The First Supper
Miroku's nose crinkled as he took a deep breath and forced himself to keep his smile on his face as Sango turned hopeful eyes on him.
'Burned rice,' he mourned. Then he recalled InuYasha's words when Miroku had invited the hanyou to dine with them as they had approached the new hut.
"Fuck, no; I'm eatin' with the baba."
That probably should have been his first clue something was amiss – it wasn't like InuYasha to turn down a free meal, Miroku noted on reflection. He'd thought InuYasha was simply being polite, or better yet – didn't want to interfere with any personal "Welcome Home" Sango might have cooked up for him.

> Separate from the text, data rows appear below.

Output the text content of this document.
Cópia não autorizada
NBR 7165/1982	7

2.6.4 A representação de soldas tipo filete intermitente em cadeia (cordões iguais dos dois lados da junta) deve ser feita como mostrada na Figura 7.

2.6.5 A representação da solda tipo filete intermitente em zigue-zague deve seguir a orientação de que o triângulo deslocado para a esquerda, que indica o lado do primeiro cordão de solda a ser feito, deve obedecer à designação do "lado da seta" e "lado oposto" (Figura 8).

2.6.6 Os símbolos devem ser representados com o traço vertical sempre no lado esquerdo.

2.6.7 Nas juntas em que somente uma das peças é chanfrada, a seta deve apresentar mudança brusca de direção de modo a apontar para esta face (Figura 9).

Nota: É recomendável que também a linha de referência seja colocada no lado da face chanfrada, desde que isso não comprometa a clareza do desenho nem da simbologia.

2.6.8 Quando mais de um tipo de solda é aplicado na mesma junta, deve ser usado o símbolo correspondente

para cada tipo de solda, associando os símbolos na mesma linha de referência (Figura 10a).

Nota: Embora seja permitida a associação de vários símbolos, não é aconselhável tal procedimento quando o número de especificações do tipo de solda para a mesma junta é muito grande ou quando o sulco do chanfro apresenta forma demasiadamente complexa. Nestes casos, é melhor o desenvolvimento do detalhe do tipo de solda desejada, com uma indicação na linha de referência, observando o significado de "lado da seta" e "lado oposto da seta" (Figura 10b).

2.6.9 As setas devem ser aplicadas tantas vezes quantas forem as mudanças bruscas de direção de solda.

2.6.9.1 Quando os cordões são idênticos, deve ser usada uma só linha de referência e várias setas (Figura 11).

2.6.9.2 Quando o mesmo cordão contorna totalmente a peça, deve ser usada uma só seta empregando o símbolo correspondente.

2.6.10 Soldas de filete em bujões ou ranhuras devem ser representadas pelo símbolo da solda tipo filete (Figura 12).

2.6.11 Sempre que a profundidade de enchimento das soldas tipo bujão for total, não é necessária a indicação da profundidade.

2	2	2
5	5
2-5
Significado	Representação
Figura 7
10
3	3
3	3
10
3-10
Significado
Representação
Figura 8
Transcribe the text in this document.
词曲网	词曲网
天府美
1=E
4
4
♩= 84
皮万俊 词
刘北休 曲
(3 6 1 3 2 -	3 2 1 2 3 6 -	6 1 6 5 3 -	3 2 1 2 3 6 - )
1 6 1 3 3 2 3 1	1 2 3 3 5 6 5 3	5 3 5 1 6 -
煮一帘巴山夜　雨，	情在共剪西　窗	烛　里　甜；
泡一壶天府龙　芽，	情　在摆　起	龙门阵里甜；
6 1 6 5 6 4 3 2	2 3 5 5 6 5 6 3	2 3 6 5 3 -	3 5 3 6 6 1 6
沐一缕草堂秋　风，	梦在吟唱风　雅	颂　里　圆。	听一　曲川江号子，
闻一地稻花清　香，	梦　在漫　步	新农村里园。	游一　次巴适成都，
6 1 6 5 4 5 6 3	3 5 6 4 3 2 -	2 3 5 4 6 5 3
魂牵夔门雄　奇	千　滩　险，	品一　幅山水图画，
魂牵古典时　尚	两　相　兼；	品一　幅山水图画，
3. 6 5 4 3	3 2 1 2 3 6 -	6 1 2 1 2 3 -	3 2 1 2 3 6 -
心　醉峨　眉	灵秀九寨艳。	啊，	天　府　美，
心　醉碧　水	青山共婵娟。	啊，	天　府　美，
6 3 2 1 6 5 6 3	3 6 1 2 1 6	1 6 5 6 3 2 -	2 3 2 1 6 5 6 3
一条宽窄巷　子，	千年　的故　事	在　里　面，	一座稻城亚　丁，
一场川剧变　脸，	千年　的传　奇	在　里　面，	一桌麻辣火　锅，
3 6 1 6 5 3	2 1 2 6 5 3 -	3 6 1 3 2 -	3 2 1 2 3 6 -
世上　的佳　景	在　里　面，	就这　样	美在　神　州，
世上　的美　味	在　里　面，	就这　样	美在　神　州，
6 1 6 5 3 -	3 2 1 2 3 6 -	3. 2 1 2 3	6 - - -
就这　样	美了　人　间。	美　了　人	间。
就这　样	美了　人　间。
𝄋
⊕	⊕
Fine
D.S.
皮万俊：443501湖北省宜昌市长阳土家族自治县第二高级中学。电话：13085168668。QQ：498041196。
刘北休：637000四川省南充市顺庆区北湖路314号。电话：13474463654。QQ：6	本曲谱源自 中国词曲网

After all, he and Sango had married just four days ago; he'd been gone with InuYasha on a youkai extermination for three of those. They'd come home from the celebration, christened the futon, and Miroku had been forced to leave early the next morning, before Sango had even awakened. He felt bad, but now had the beginnings of a family to support! The whole time, he couldn't wait to return to his new wife, his new home – his new life.
It was strange, he admitted, knowing he had come home from a trip. A wandering monk since he was old enough to leave the temple, home had been a very distant thought – one he didn't think he'd live to see.
Now, though… Miroku wondered just how wise it was to take up Kaede's offer to stay with her while they recovered from the battle and losing Kagome. Neither Miroku nor Sango had family (outside of Mushin and Kohaku, respectively) but that certainly didn't mean they wouldn't start their relationship without honor – they would live as apart as possible (on opposite sides of Kaede's hut) until their own hut was completed.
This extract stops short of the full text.